Un choix de souveraineté
« Face à ces visées impérialistes de domination et d’asservissement, nous avons fait le choix de la responsabilité et de la souveraineté », souligne le communiqué. Le gouvernement précise toutefois que cette rupture ne remet pas en cause les liens historiques, humains et culturels unissant les deux peuples. Elle vise uniquement le cadre institutionnel des relations diplomatiques.
Protection des ressortissants et appel au civisme
Les autorités burkinabè ont tenu à rassurer l’opinion nationale et internationale sur la protection des ressortissants français vivant sur le sol burkinabè.
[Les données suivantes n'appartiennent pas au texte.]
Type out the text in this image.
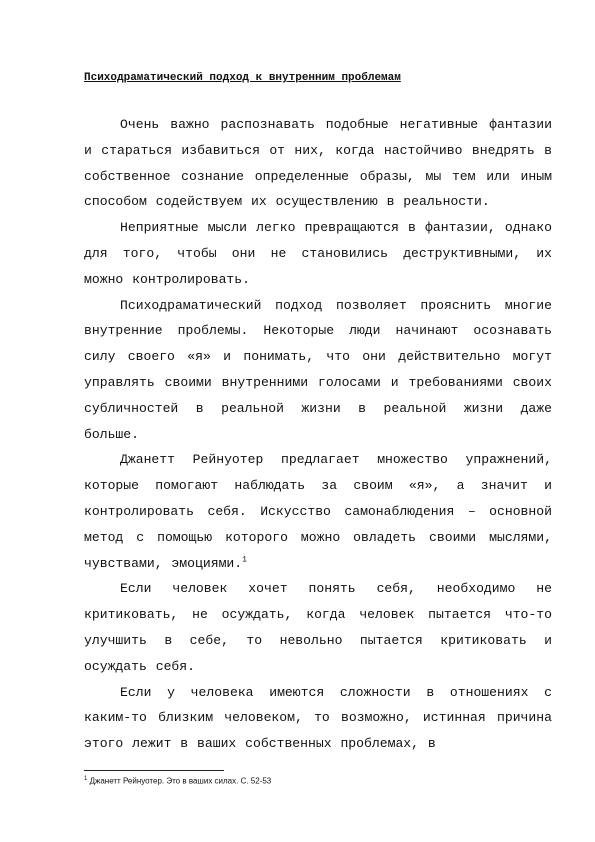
Психодраматический подход к внутренним проблемам

Очень важно распознавать подобные негативные фантазии и стараться избавиться от них, когда настойчиво внедрять в собственное сознание определенные образы, мы тем или иным способом содействуем их осуществлению в реальности.

Неприятные мысли легко превращаются в фантазии, однако для того, чтобы они не становились деструктивными, их можно контролировать.

Психодраматический подход позволяет прояснить многие внутренние проблемы. Некоторые люди начинают осознавать силу своего «я» и понимать, что они действительно могут управлять своими внутренними голосами и требованиями своих субличностей в реальной жизни в реальной жизни даже больше.

Джанетт Рейнуотер предлагает множество упражнений, которые помогают наблюдать за своим «я», а значит и контролировать себя. Искусство самонаблюдения – основной метод с помощью которого можно овладеть своими мыслями, чувствами, эмоциями.$^1$

Если человек хочет понять себя, необходимо не критиковать, не осуждать, когда человек пытается что-то улучшить в себе, то невольно пытается критиковать и осуждать себя.

Если у человека имеются сложности в отношениях с каким-то близким человеком, то возможно, истинная причина этого лежит в ваших собственных проблемах, в

$^1$ Джанетт Рейнуотер. Это в ваших силах. С. 52-53
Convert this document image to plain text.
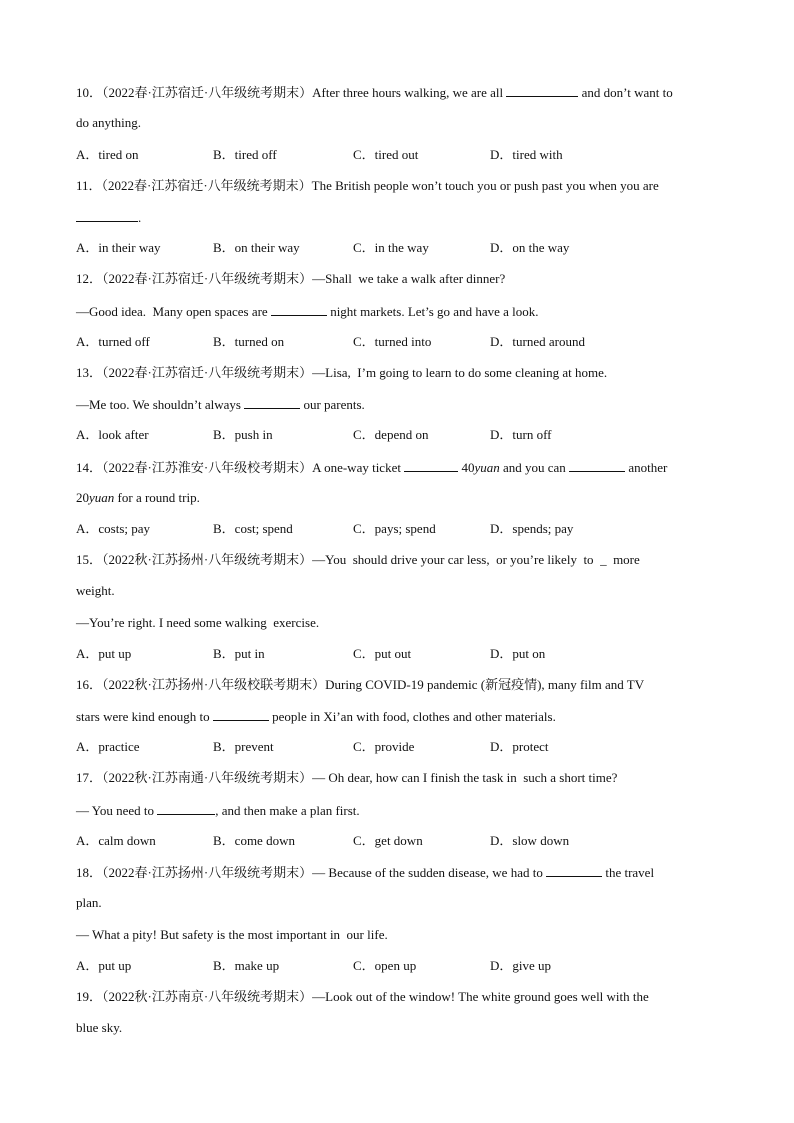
10．（2022春·江苏宿迁·八年级统考期末）After three hours walking, we are all	and don’t want to
do anything.
A．tired on	B．tired off	C．tired out	D．tired with
11．（2022春·江苏宿迁·八年级统考期末）The British people won’t touch you or push past you when you are
.
A．in their way	B．on their way	C．in the way	D．on the way
12．（2022春·江苏宿迁·八年级统考期末）—Shall  we take a walk after dinner?
—Good idea.  Many open spaces are	night markets. Let’s go and have a look.
A．turned off	B．turned on	C．turned into	D．turned around
13．（2022春·江苏宿迁·八年级统考期末）—Lisa,  I’m going to learn to do some cleaning at home.
—Me too. We shouldn’t always	our parents.
A．look after	B．push in	C．depend on	D．turn off
14．（2022春·江苏淮安·八年级校考期末）A one-way ticket	40yuan and you can	another
20yuan for a round trip.
A．costs; pay	B．cost; spend	C．pays; spend	D．spends; pay
15．（2022秋·江苏扬州·八年级统考期末）—You  should drive your car less,  or you’re likely  to  _  more
weight.
—You’re right. I need some walking  exercise.
A．put up	B．put in	C．put out	D．put on
16．（2022秋·江苏扬州·八年级校联考期末）During COVID-19 pandemic (新冠疫情), many film and TV
stars were kind enough to	people in Xi’an with food, clothes and other materials.
A．practice	B．prevent	C．provide	D．protect
17．（2022秋·江苏南通·八年级统考期末）— Oh dear, how can I finish the task in  such a short time?
— You need to	, and then make a plan first.
A．calm down	B．come down	C．get down	D．slow down
18．（2022春·江苏扬州·八年级统考期末）— Because of the sudden disease, we had to	the travel
plan.
— What a pity! But safety is the most important in  our life.
A．put up	B．make up	C．open up	D．give up
19．（2022秋·江苏南京·八年级统考期末）—Look out of the window! The white ground goes well with the
blue sky.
Elles appellent les citoyens à faire preuve de retenue et de civisme envers tous les expatriés, dans le respect des lois du Faso.
Vers une politique étrangère indépendante
Le gouvernement réaffirme sa volonté de diversifier ses partenariats et de renforcer la coopération Sud-Sud. Il entend développer des relations équilibrées avec tous les États, sur la base de la réciprocité et du respect mutuel. Le Burkina Faso reste ouvert au dialogue avec la communauté internationale, tout en défendant ses intérêts légitimes et sa souveraineté.